В самом деле, как только Рене привязал курицу, Екатерина исполнила свое обещание и отрубила голову одним ударом. Но в предсмертной судороге куриный клюв три раза раскрылся и закрылся.
— Видишь! — сказала Екатерина в ужасе. — Вместо трех криков — три вздоха. Три, все время три! Умрут все трое. Все эти души, отлетая, считают до трех и кричат троекратно. Теперь посмотрим, что покажет голова.
Екатерина срезала побледневший гребешок на голове птицы, осторожно вскрыла череп, разделила его так, чтобы ясно были видны мозговые полушария, и стала выискивать в кровавых извилинах мозговой пульпы что-нибудь похожее на буквы.
— Все то же! — вскрикнула она и всплеснула руками. — Все то же!

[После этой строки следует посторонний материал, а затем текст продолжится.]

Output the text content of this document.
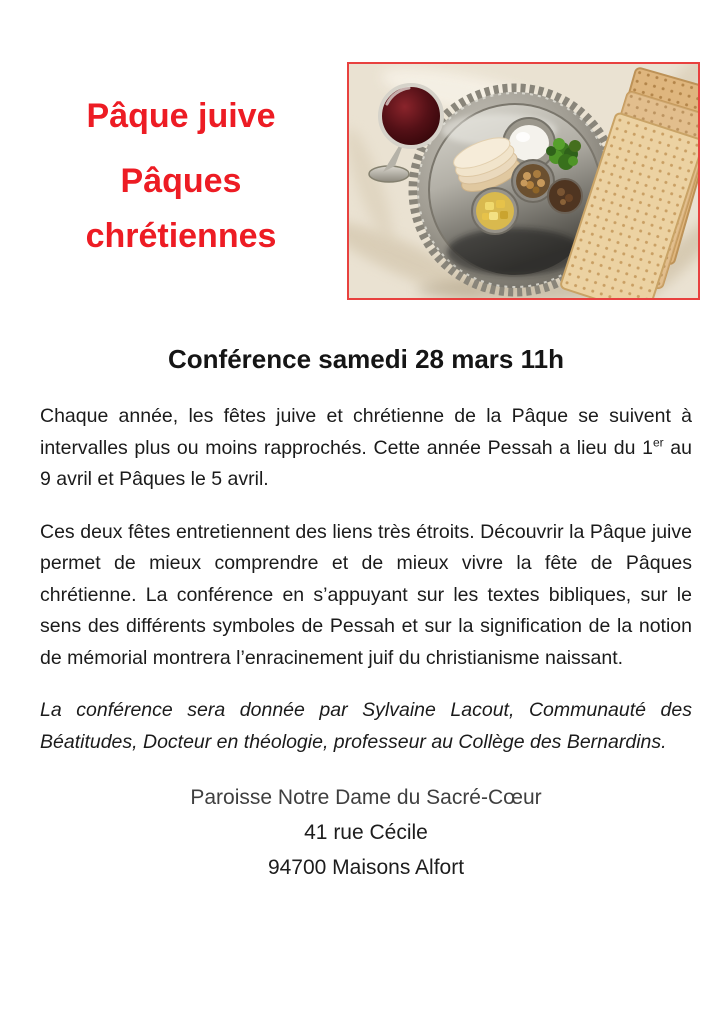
Pâque juive
Pâques chrétiennes
Conférence samedi 28 mars 11h

Chaque année, les fêtes juive et chrétienne de la Pâque se suivent à intervalles plus ou moins rapprochés. Cette année Pessah a lieu du 1er au 9 avril et Pâques le 5 avril.

Ces deux fêtes entretiennent des liens très étroits. Découvrir la Pâque juive permet de mieux comprendre et de mieux vivre la fête de Pâques chrétienne. La conférence en s’appuyant sur les textes bibliques, sur le sens des différents symboles de Pessah et sur la signification de la notion de mémorial montrera l’enracinement juif du christianisme naissant.

La conférence sera donnée par Sylvaine Lacout, Communauté des Béatitudes, Docteur en théologie, professeur au Collège des Bernardins.

Paroisse Notre Dame du Sacré-Cœur
41 rue Cécile
94700 Maisons Alfort
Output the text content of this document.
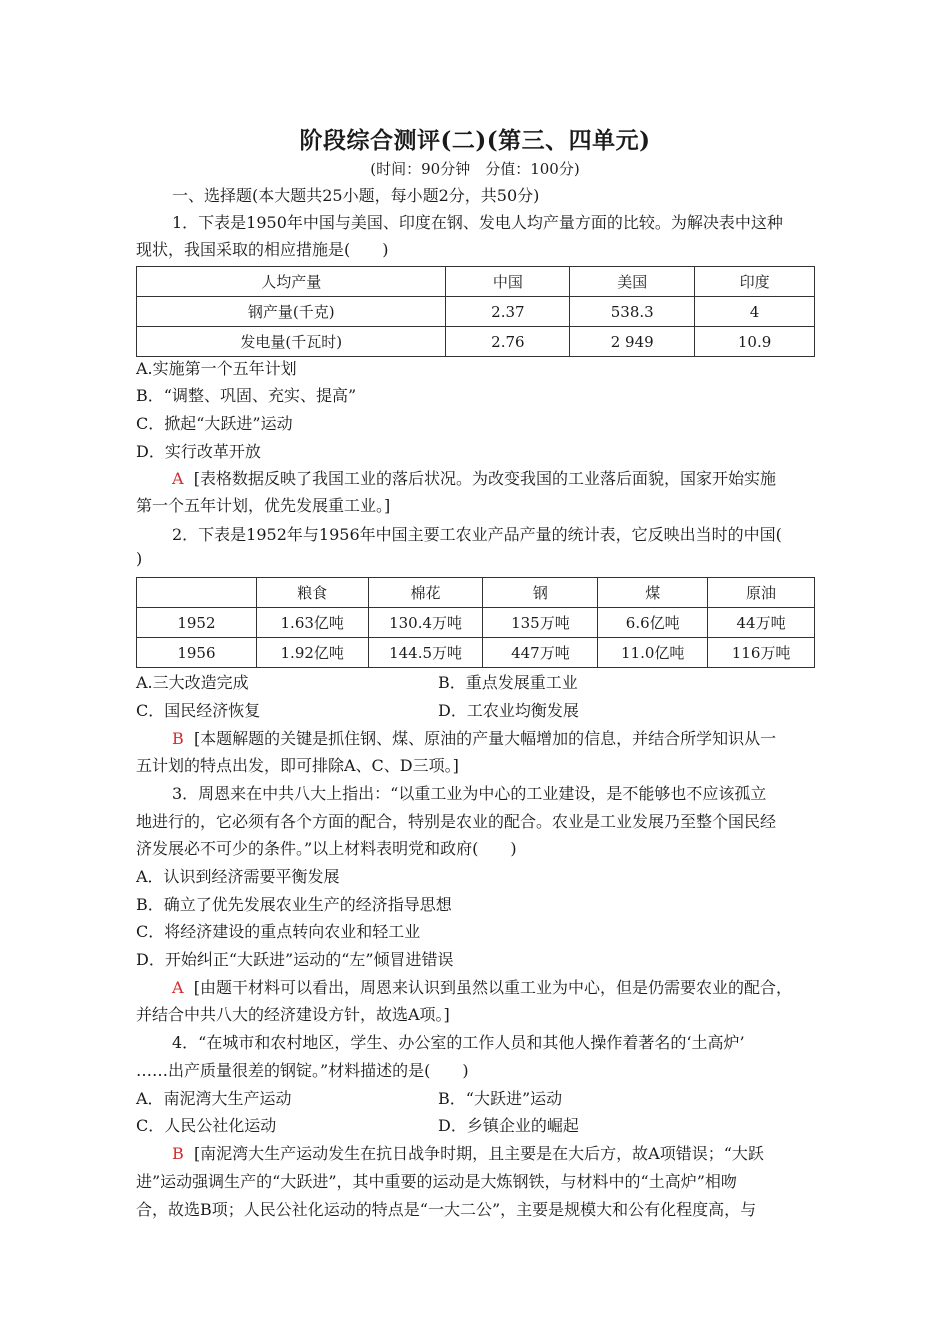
阶段综合测评(二)(第三、四单元)
(时间：90分钟　分值：100分)
一、选择题(本大题共25小题，每小题2分，共50分)
1．下表是1950年中国与美国、印度在钢、发电人均产量方面的比较。为解决表中这种
现状，我国采取的相应措施是(　　)
人均产量	中国	美国	印度
钢产量(千克)	2.37	538.3	4
发电量(千瓦时)	2.76	2 949	10.9
A.实施第一个五年计划
B．“调整、巩固、充实、提高”
C．掀起“大跃进”运动
D．实行改革开放
A [表格数据反映了我国工业的落后状况。为改变我国的工业落后面貌，国家开始实施
第一个五年计划，优先发展重工业。]
2．下表是1952年与1956年中国主要工农业产品产量的统计表，它反映出当时的中国(
)
	粮食	棉花	钢	煤	原油
1952	1.63亿吨	130.4万吨	135万吨	6.6亿吨	44万吨
1956	1.92亿吨	144.5万吨	447万吨	11.0亿吨	116万吨
A.三大改造完成	B．重点发展重工业
C．国民经济恢复	D．工农业均衡发展
B [本题解题的关键是抓住钢、煤、原油的产量大幅增加的信息，并结合所学知识从一
五计划的特点出发，即可排除A、C、D三项。]
3．周恩来在中共八大上指出：“以重工业为中心的工业建设，是不能够也不应该孤立
地进行的，它必须有各个方面的配合，特别是农业的配合。农业是工业发展乃至整个国民经
济发展必不可少的条件。”以上材料表明党和政府(　　)
A．认识到经济需要平衡发展
B．确立了优先发展农业生产的经济指导思想
C．将经济建设的重点转向农业和轻工业
D．开始纠正“大跃进”运动的“左”倾冒进错误
A [由题干材料可以看出，周恩来认识到虽然以重工业为中心，但是仍需要农业的配合，
并结合中共八大的经济建设方针，故选A项。]
4．“在城市和农村地区，学生、办公室的工作人员和其他人操作着著名的‘土高炉’
……出产质量很差的钢锭。”材料描述的是(　　)
A．南泥湾大生产运动	B．“大跃进”运动
C．人民公社化运动	D．乡镇企业的崛起
B [南泥湾大生产运动发生在抗日战争时期，且主要是在大后方，故A项错误；“大跃
进”运动强调生产的“大跃进”，其中重要的运动是大炼钢铁，与材料中的“土高炉”相吻
合，故选B项；人民公社化运动的特点是“一大二公”，主要是规模大和公有化程度高，与
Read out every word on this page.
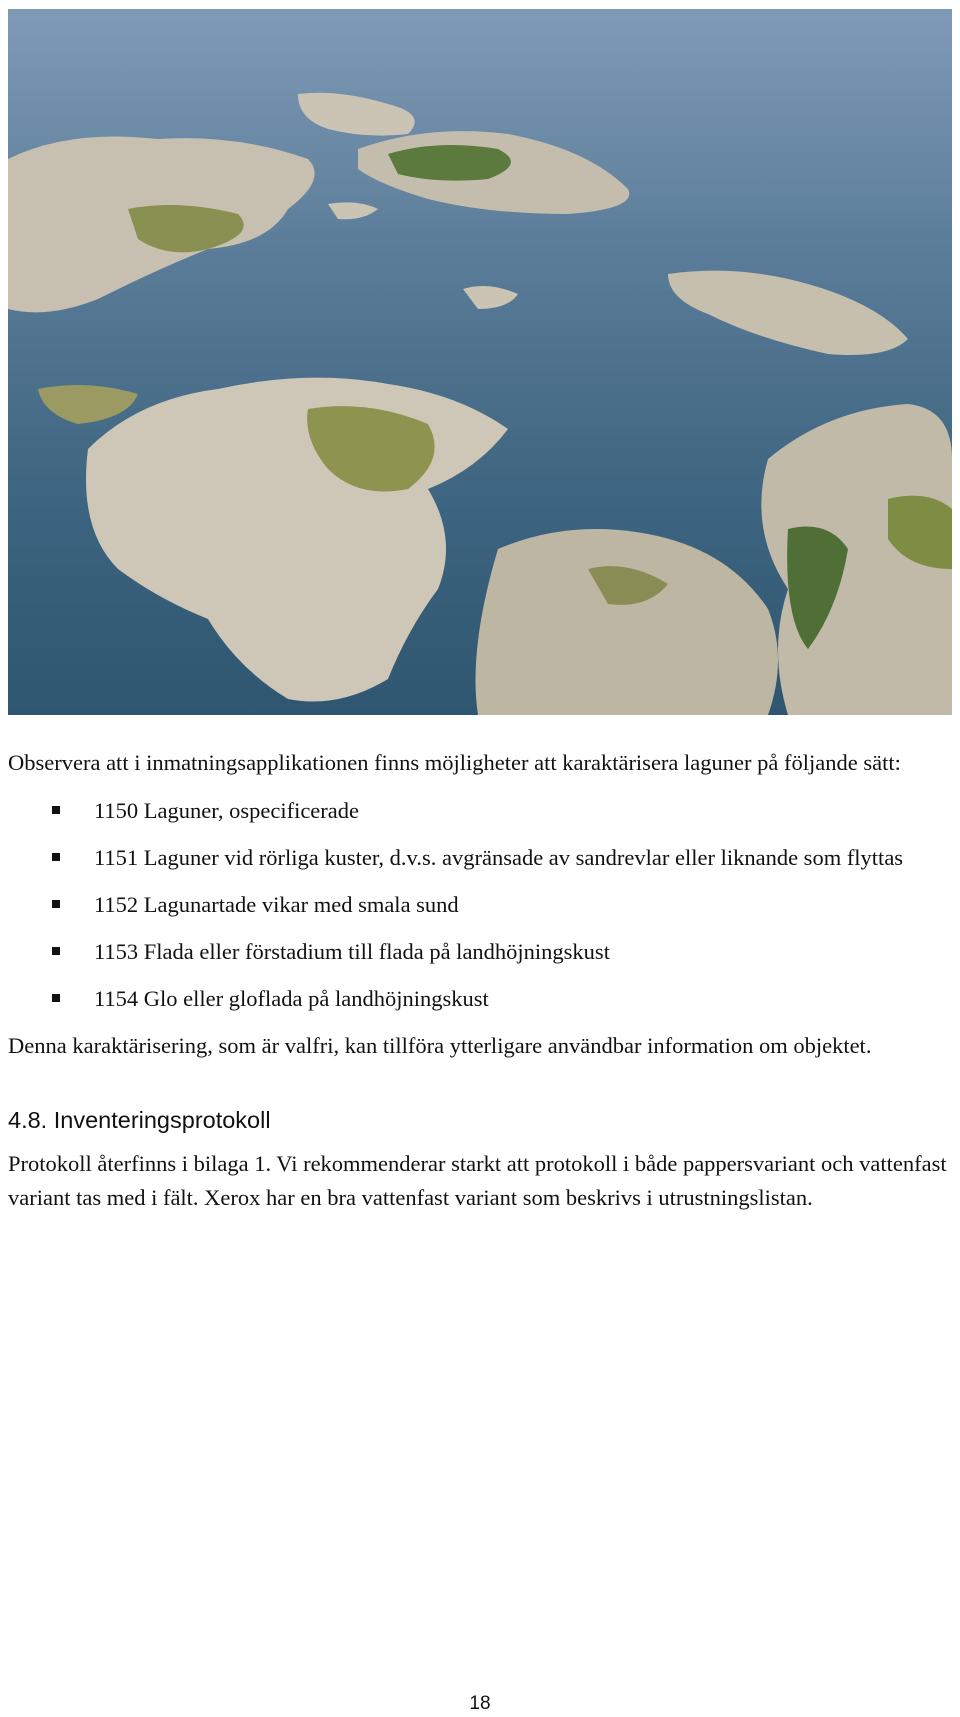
Observera att i inmatningsapplikationen finns möjligheter att karaktärisera laguner på följande sätt:

1150 Laguner, ospecificerade
1151 Laguner vid rörliga kuster, d.v.s. avgränsade av sandrevlar eller liknande som flyttas
1152 Lagunartade vikar med smala sund
1153 Flada eller förstadium till flada på landhöjningskust
1154 Glo eller gloflada på landhöjningskust

Denna karaktärisering, som är valfri, kan tillföra ytterligare användbar information om objektet.

4.8. Inventeringsprotokoll

Protokoll återfinns i bilaga 1. Vi rekommenderar starkt att protokoll i både pappersvariant och vattenfast variant tas med i fält. Xerox har en bra vattenfast variant som beskrivs i utrustningslistan.

18
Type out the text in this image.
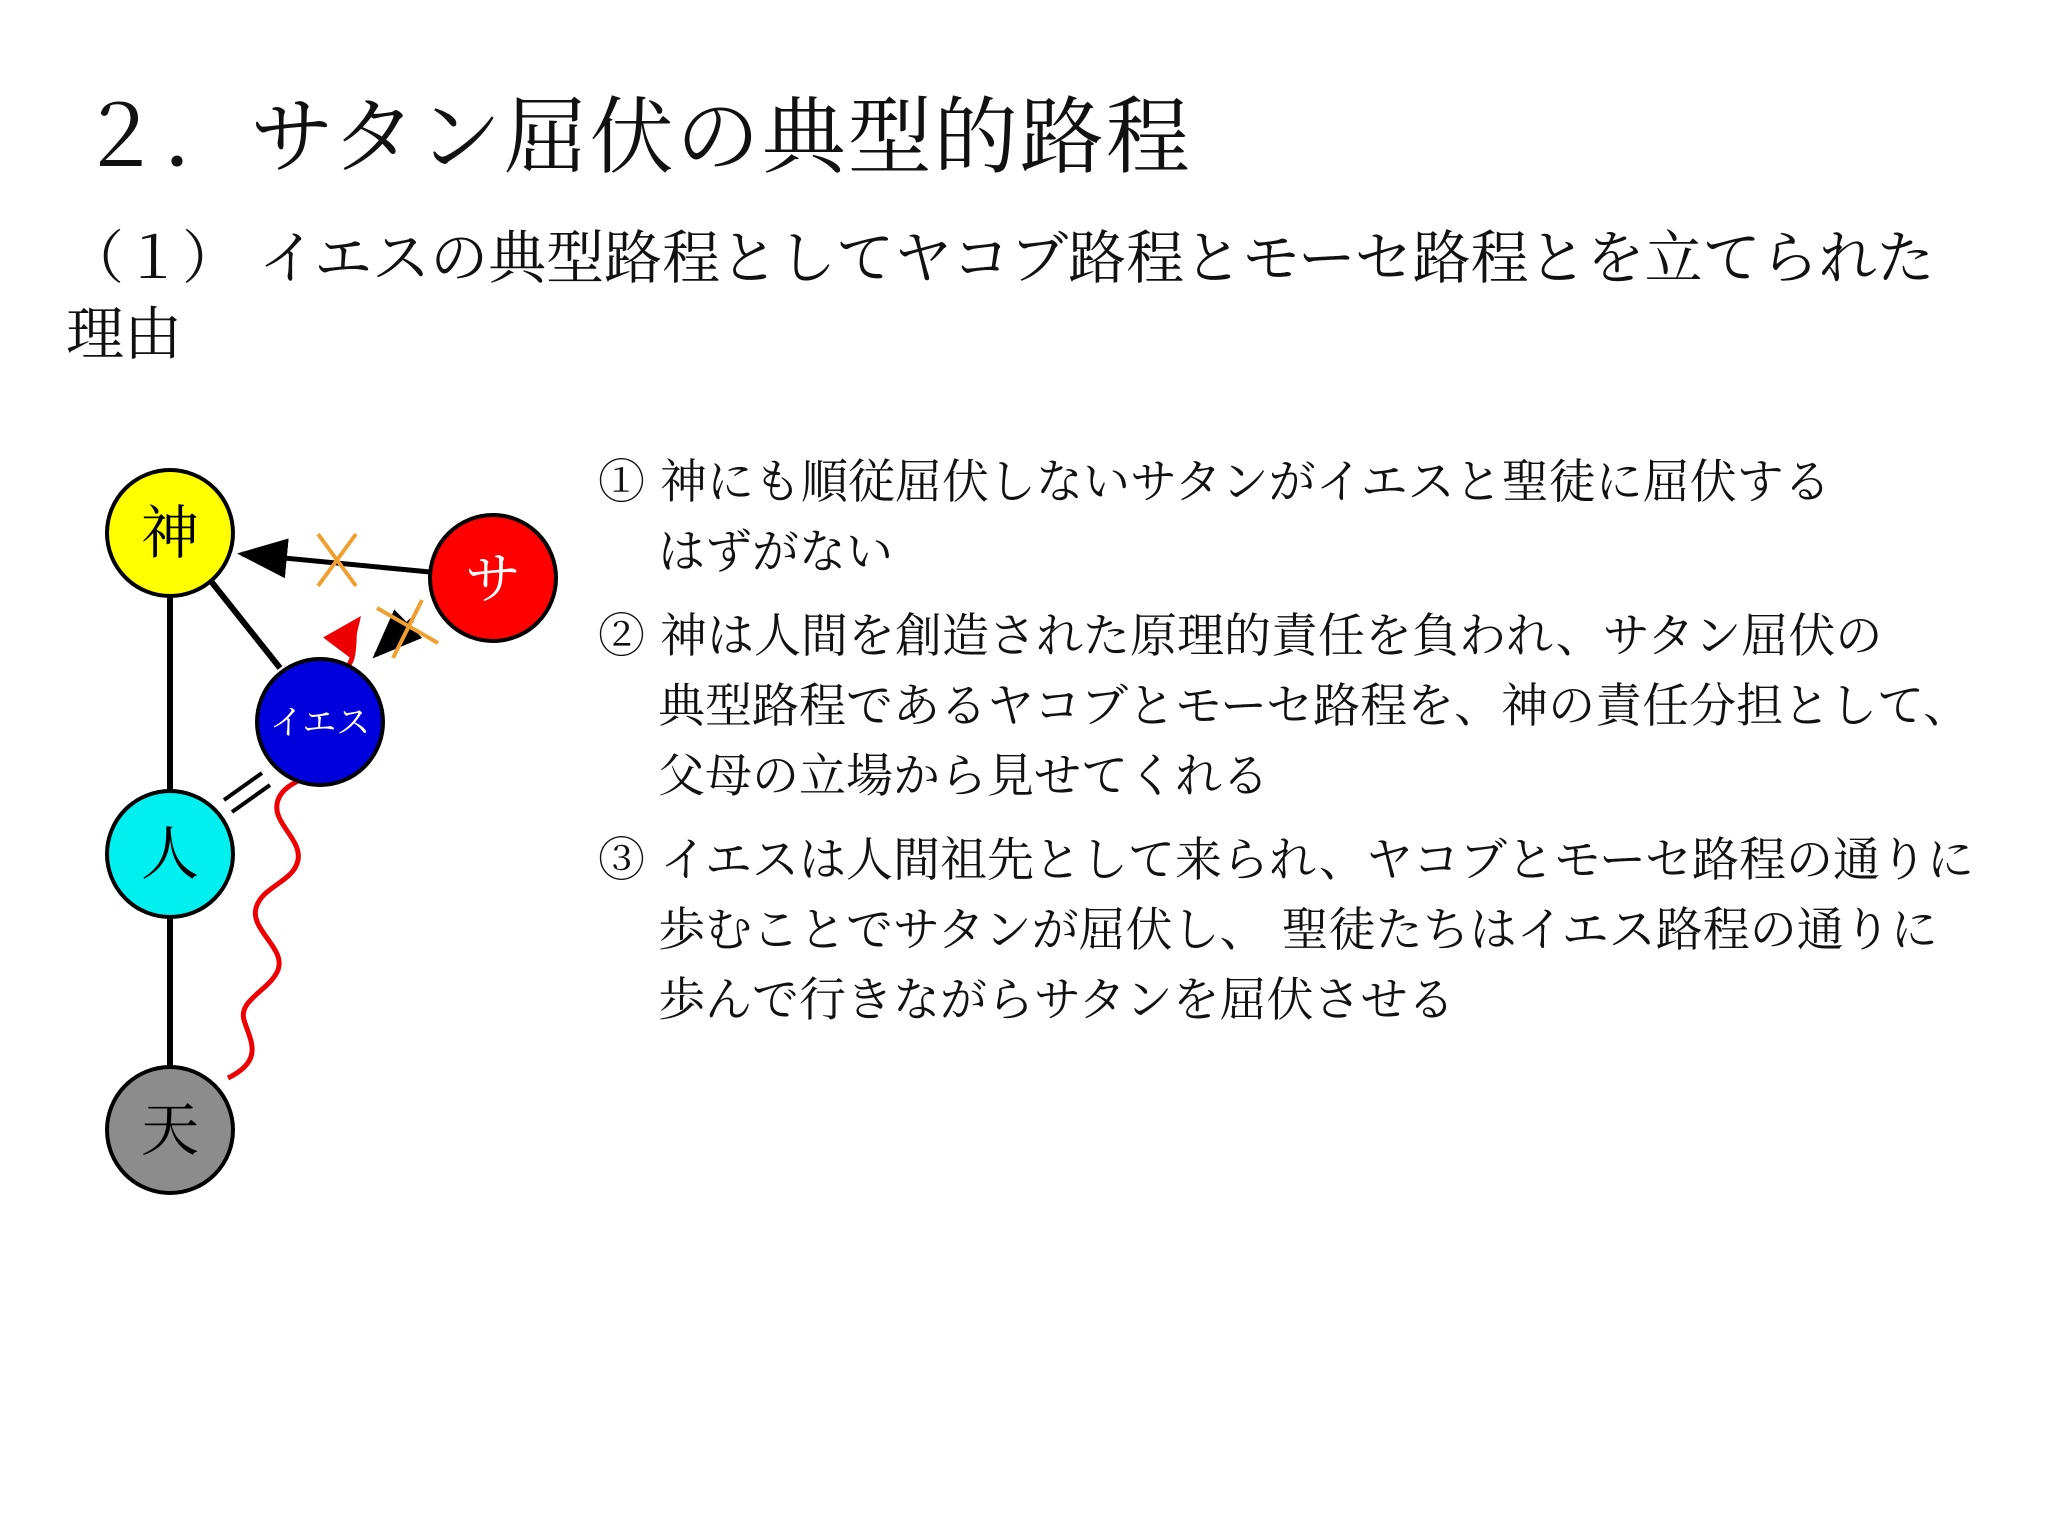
２．サタン屈伏の典型的路程
（１） イエスの典型路程としてヤコブ路程とモーセ路程とを立てられた理由
神
サ
イエス
人
天

① 神にも順従屈伏しないサタンがイエスと聖徒に屈伏する

はずがない

② 神は人間を創造された原理的責任を負われ、サタン屈伏の

典型路程であるヤコブとモーセ路程を、神の責任分担として、

父母の立場から見せてくれる

③ イエスは人間祖先として来られ、ヤコブとモーセ路程の通りに

歩むことでサタンが屈伏し、 聖徒たちはイエス路程の通りに

歩んで行きながらサタンを屈伏させる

И на этот раз предсказание яснее, чем когда бы то ни было! Посмотри!
Рене подошел.
— Что это за буква? — спросила Екатерина, указывая на сочетание линий в одном месте.
— Г, — ответил флорентиец.
— Сколько их? Рене пересчитал.
— Четыре! — сказал он.
— Вот, вот! Все так!.. Я понимаю — Генрих Четвертый! О, я проклята в своем потомстве! — отшвырнув нож, простонала она.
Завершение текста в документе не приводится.